The situation is this: in the evidentiary phase, lawyers dispute for days what happened, with practically no effort made to inform the *232jury as to why whatever happened might be significant. In the argument, they again dispute what happened (as their differing interpretations of the evidence might be significant under competing theories of recovery and defense), based upon principles of law that they anticipate will be the subject of the court’s charge. At the end of the proceedings, the trial court finally tells the jury “the law” that the jury needs to know in order to find “the facts.”
Decided May 10, 1991.
Allen M. Trapp, Jr., for appellant.
William G. Hamrick, Jr., District Attorney, Michael J. Bowers, Attorney General, Mary H. Hines, for appellee.
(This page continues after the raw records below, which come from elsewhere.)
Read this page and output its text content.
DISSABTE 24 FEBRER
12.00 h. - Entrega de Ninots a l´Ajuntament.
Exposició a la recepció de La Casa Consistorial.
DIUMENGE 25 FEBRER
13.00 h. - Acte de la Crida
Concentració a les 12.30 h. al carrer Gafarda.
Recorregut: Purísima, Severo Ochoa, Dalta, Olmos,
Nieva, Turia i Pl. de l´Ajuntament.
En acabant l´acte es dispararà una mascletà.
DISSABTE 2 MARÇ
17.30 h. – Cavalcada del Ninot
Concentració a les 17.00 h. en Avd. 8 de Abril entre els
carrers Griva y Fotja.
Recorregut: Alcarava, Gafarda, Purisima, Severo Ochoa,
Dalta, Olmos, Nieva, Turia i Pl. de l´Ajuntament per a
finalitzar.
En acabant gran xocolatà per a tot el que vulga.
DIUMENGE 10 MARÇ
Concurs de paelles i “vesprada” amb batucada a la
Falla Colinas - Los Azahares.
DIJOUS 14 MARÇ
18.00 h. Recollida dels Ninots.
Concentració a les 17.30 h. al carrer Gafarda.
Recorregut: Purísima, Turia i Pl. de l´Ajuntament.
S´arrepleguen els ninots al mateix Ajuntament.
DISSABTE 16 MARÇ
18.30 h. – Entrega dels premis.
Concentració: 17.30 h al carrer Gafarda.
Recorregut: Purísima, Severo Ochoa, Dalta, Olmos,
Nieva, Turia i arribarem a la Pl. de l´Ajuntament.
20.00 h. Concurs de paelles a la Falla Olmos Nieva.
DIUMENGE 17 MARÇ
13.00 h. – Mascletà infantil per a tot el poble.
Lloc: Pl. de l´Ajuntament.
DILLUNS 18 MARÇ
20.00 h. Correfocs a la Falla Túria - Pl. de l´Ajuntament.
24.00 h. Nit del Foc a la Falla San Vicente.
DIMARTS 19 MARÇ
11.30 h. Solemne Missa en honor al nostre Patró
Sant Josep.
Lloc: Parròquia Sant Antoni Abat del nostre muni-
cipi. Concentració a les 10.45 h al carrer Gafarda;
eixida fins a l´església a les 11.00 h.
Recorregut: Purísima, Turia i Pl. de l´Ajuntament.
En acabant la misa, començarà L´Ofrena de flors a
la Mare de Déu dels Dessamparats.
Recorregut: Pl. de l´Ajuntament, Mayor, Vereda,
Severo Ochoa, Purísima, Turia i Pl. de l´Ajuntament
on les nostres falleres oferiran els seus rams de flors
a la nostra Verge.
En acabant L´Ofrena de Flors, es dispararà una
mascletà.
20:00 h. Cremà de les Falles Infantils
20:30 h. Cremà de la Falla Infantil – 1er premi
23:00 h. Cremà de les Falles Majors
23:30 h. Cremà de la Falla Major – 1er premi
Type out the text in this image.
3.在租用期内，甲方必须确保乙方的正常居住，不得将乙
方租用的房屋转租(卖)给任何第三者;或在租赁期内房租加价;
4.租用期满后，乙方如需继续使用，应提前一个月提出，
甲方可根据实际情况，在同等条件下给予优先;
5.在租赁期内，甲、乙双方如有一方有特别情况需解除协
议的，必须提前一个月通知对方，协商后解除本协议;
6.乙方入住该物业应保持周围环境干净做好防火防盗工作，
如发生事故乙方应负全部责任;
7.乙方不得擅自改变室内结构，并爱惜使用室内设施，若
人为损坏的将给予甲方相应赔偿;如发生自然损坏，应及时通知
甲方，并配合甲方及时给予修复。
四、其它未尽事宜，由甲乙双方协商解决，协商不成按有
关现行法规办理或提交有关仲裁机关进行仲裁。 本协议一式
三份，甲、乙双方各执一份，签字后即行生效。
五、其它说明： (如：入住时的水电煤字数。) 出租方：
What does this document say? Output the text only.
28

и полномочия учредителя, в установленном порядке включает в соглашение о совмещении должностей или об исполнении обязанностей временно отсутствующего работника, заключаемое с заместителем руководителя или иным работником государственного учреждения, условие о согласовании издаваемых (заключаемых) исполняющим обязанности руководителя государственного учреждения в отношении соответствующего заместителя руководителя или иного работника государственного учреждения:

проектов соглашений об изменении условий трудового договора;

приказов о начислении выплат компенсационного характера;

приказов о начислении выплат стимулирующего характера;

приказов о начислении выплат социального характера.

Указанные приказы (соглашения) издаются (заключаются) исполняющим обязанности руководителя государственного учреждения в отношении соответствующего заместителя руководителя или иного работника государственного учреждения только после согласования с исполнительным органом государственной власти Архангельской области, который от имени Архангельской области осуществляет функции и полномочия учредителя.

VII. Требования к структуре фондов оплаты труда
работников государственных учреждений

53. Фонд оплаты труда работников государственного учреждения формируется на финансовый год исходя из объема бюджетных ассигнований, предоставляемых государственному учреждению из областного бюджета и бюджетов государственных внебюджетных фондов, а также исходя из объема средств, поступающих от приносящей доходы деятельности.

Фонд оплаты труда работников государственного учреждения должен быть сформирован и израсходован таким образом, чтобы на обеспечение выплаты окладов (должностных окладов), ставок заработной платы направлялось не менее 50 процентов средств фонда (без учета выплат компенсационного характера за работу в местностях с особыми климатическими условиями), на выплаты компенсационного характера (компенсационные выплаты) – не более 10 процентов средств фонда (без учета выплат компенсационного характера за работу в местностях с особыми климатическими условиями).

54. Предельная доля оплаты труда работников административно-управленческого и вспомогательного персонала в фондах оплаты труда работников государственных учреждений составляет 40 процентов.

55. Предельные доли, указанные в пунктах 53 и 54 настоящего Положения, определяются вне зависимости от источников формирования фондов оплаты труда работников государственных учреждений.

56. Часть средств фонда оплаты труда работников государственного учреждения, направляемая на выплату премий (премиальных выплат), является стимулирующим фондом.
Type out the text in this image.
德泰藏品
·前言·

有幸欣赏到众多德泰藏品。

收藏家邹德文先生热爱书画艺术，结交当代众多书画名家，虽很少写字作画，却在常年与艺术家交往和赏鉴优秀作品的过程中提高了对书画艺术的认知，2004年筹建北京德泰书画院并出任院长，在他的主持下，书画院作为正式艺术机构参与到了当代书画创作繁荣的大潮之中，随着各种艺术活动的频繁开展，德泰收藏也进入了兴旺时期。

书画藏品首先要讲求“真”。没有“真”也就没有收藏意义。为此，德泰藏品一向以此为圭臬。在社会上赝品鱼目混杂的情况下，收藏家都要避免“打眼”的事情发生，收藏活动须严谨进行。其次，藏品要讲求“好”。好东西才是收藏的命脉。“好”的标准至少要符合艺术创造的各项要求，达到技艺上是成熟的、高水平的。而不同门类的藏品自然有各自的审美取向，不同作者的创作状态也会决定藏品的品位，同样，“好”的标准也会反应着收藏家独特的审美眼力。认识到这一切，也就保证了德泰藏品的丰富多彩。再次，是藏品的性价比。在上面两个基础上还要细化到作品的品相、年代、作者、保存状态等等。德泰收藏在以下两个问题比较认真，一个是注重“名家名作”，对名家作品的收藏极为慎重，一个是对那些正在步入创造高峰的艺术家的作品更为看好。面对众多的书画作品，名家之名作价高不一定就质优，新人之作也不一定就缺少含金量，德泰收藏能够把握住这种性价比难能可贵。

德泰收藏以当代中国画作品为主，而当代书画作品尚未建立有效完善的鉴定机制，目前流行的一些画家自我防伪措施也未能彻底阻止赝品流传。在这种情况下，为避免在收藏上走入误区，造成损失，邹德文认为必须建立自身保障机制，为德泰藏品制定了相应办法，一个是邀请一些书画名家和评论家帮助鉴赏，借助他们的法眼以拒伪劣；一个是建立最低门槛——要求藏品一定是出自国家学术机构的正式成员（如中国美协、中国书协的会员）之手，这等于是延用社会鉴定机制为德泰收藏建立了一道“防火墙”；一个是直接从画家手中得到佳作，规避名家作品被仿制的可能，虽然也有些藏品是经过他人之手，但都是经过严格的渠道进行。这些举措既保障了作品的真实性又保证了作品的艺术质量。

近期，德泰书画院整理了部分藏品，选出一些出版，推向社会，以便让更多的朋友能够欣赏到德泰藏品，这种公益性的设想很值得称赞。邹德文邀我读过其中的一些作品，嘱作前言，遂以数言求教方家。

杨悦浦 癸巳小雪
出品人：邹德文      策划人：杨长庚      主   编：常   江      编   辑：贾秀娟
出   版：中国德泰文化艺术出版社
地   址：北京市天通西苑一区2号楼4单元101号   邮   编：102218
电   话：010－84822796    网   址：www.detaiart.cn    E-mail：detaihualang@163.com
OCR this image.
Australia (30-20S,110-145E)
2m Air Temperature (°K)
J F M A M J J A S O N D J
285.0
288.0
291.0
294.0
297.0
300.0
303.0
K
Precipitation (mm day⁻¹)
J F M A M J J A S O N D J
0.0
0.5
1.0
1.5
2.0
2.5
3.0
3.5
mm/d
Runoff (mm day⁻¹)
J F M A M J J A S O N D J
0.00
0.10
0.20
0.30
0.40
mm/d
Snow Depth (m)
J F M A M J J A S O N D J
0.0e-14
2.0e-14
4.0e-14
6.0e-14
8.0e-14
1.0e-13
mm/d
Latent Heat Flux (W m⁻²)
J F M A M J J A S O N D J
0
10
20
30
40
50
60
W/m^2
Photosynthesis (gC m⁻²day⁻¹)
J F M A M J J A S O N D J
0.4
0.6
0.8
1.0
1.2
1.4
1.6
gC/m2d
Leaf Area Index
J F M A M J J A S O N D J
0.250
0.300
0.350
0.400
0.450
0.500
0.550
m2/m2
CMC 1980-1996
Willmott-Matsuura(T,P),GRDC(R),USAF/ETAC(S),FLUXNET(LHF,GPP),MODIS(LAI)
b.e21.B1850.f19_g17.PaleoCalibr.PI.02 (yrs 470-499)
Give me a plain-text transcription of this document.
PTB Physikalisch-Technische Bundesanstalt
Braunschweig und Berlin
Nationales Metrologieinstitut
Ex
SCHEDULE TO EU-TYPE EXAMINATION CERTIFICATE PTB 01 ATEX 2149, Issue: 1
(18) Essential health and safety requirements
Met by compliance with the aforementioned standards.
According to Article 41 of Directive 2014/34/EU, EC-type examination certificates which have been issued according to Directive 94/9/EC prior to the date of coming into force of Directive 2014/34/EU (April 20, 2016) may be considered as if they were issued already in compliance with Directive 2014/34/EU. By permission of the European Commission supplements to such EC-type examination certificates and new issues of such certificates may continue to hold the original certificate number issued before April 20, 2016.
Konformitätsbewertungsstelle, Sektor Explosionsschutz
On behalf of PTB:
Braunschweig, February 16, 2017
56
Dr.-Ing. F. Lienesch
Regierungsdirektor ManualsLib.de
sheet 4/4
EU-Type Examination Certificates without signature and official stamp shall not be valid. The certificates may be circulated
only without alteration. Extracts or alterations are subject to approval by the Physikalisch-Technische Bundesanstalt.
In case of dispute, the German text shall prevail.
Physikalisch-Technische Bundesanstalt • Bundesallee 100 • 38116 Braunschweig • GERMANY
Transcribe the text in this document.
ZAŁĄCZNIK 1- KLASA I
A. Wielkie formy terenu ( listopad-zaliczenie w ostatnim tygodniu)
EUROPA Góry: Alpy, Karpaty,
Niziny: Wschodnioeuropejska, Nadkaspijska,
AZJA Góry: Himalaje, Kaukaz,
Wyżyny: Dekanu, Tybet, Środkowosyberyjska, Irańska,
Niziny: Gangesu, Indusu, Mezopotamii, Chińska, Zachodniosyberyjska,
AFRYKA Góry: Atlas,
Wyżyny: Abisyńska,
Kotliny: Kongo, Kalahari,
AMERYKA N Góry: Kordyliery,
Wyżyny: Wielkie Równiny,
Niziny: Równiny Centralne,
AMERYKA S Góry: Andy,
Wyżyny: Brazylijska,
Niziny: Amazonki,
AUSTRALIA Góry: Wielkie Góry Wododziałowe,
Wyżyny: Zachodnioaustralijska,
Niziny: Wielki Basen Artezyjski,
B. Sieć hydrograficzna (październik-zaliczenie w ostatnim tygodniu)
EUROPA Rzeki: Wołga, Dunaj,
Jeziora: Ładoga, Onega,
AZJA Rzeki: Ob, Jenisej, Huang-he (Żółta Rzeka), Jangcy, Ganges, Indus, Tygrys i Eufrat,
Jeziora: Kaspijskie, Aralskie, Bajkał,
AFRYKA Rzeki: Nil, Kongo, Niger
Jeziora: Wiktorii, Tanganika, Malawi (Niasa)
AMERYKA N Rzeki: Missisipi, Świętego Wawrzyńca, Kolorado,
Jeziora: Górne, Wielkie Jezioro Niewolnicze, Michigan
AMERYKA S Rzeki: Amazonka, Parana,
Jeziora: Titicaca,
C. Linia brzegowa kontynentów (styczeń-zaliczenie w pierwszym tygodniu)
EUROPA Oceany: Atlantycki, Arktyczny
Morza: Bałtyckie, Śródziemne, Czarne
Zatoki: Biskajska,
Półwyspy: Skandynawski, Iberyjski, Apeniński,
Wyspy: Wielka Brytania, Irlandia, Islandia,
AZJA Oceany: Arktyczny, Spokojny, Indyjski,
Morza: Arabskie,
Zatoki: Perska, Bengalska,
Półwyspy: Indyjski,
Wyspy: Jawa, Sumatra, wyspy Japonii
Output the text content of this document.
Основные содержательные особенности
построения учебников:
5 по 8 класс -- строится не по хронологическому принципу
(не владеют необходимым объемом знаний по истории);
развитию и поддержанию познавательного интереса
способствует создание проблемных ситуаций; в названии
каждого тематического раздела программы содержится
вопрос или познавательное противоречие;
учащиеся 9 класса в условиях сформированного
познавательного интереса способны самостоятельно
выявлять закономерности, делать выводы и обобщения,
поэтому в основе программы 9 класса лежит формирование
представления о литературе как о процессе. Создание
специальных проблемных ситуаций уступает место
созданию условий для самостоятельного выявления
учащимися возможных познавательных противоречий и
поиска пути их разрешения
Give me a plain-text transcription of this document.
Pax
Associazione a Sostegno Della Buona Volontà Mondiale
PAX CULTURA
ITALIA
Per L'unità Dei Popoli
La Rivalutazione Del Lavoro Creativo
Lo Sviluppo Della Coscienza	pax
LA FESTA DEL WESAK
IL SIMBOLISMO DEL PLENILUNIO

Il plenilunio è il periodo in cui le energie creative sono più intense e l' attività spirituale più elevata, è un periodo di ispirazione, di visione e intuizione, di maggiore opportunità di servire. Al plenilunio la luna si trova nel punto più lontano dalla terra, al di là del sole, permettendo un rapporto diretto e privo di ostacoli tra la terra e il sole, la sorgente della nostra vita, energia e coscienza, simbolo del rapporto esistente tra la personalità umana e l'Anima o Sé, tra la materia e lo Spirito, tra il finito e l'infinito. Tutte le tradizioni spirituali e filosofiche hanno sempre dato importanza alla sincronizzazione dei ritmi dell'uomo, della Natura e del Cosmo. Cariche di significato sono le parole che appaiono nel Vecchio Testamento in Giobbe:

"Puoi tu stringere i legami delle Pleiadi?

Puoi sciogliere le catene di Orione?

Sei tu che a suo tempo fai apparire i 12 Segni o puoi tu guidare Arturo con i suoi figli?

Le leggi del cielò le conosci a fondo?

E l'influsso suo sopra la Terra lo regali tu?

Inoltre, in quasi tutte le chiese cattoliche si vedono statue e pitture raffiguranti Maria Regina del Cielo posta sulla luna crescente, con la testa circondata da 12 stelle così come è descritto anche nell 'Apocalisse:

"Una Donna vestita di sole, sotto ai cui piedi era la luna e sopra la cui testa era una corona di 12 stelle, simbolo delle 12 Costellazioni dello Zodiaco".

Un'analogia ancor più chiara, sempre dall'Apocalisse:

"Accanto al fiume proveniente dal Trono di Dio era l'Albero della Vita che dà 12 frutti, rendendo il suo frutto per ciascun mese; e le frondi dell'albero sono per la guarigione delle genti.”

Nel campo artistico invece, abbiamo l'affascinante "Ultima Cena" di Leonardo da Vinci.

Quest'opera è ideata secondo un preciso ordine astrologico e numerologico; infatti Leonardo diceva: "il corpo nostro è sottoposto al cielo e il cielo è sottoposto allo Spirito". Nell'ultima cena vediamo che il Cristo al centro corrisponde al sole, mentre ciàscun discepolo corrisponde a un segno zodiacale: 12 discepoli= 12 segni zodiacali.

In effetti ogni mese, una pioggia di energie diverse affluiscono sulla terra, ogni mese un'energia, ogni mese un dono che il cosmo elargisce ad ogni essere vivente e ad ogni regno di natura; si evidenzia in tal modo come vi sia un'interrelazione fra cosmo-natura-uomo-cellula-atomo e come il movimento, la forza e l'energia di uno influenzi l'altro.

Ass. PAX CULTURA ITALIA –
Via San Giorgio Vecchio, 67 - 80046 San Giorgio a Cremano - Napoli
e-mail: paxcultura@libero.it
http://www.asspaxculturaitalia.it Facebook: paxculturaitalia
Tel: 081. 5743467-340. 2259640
3. A better practice would be to commence the trial with a substantial charge that outlines the major principles of law that likely will be raised by the evidence. After the evidence is closed, the court should conduct a conference concerning the content of the charge, and then give the charge. Counsel, having heard the charge, then may argue the principles of law as instructed by the court. Following the argument, the court may conclude the case with brief instructions concerning the form of the verdict.